The SDR and the old Ecu are essentially combinations of currencies, weighted to a constituent’s economic clout, which can be valued against other currencies and indeed against those inside the basket.
Persaud has long argued that the dollar would give way to the Chinese yuan as a global reserve currency within decades. A shared reserve currency might negate this move, he said, but he believed that China would still like to take on the role.
Meanwhile, the World Bank has warned that the world is falling into the first global recession since World War II as the crisis that started in the United States engulfs once-booming developing nations, confronting them with massive financial shortfalls that could turn back the clock on poverty reduction by years. They cautioned that the cost of helping poorer nations in crisis would exceed the current financial resources of multilateral lenders. Such aid could prove critical to political stability as concerns mount over unrest in poorer nations, particularly in Eastern Europe, generated by their sharp reversal of fortunes as private investment evaporates and global trade collapses. They called on developed nations struggling with their own economic routs to dedicate 0.7 percent of the money they spend on stimulus programs toward a new Vulnerability Fund to help developing countries.

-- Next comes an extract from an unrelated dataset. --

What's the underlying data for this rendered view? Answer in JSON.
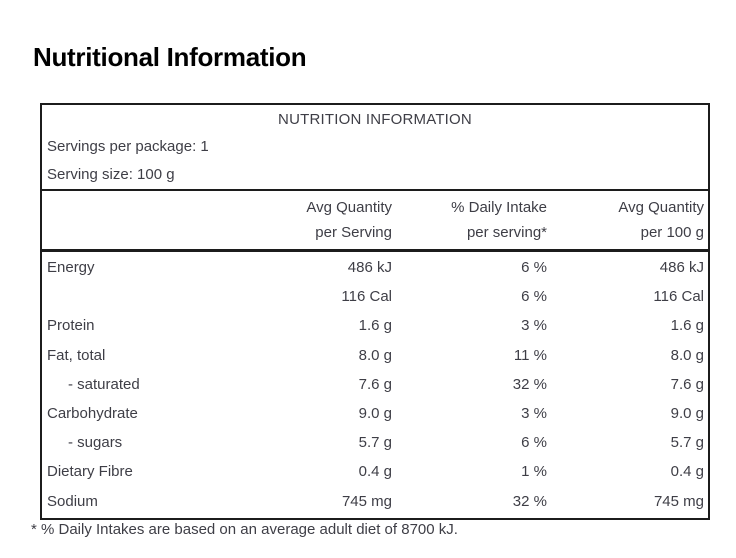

Despite the United States’ position as the epicenter of the crisis, investors are flocking to U.S. Treasury bills and the dollar, squeezing developing nations out of global credit markets. Additionally, only one quarter of vulnerable developing countries, the World Bank said, have the ability to launch their own stimulus programs or to independently finance measures such as job-creation or safety-net programs.
The World Bank remains well financed and is positioned to almost triple spending to $35 billion this year. But it warned the scope of the need in the developing world will exceed the combined ability of major multilateral lenders, and it called on governments in major nations and the private sector to pitch in more.

Martha’s Newest
Local author Martha Frankel - whose recent memoir on gambling, “Hats & Eyeglasses,” was recently released in paperback – will be helping beautician Janea Padilha finish up her own new lifestyle book called Brazilian Sexy—with advice “on love, life, and being sexy”—as part of “a five-figure deal.”
Padilha is one of the J Sisters, the Brazilian doyennes of waxing who run the 57th Street salon where celebrities like Gwyneth Paltrow, Lindsay Lohan, Cameron Diaz, Sarah Jessica Parker and Uma Thurman have gone to get neat and trimmed.
“In the book, I talk about what happens in the room where I work,” Ms. Padilha thas said. “My clients are always telling me I should write a book—I give all my clients very good advice about beauty, about men, about life.”
Ms. Padilha will relay her wisdom to author Frankel, who will do the actual writing of the book.
The book will be published in 2010.

People’s Garden!
With help from local schoolchildren, Michelle Obama broke ground this month on the first White House vegetable garden since World War II. The First Lady, known for her devotion to healthy eating habits and workouts, will grow 55 kinds of vegetables in the 1,100-square-foot garden, including spinach, broccoli, carrots, rhubarb, fennel, shell peas and more. One notable exception? Beets, which the president hates. The fruits and vegetables grown in the garden will be harvested by White House chefs and used for both casual family dinners and more formal affairs. Start-up costs totaled just $200.
Shortly after Obama was elected last November, chef and locally-grown food cheerleader Alice Waters volunteered herself as an advisor on food policy, a member of the president’s “kitchen cabinet.”
“I cannot forget the vision I have had since 1993 of a beautiful vegetable garden on the White House lawn,” she wrote in a letter to the Obamas. “It would demonstrate to the nation and to the world our priority of stewardship of the land—a true victory garden!”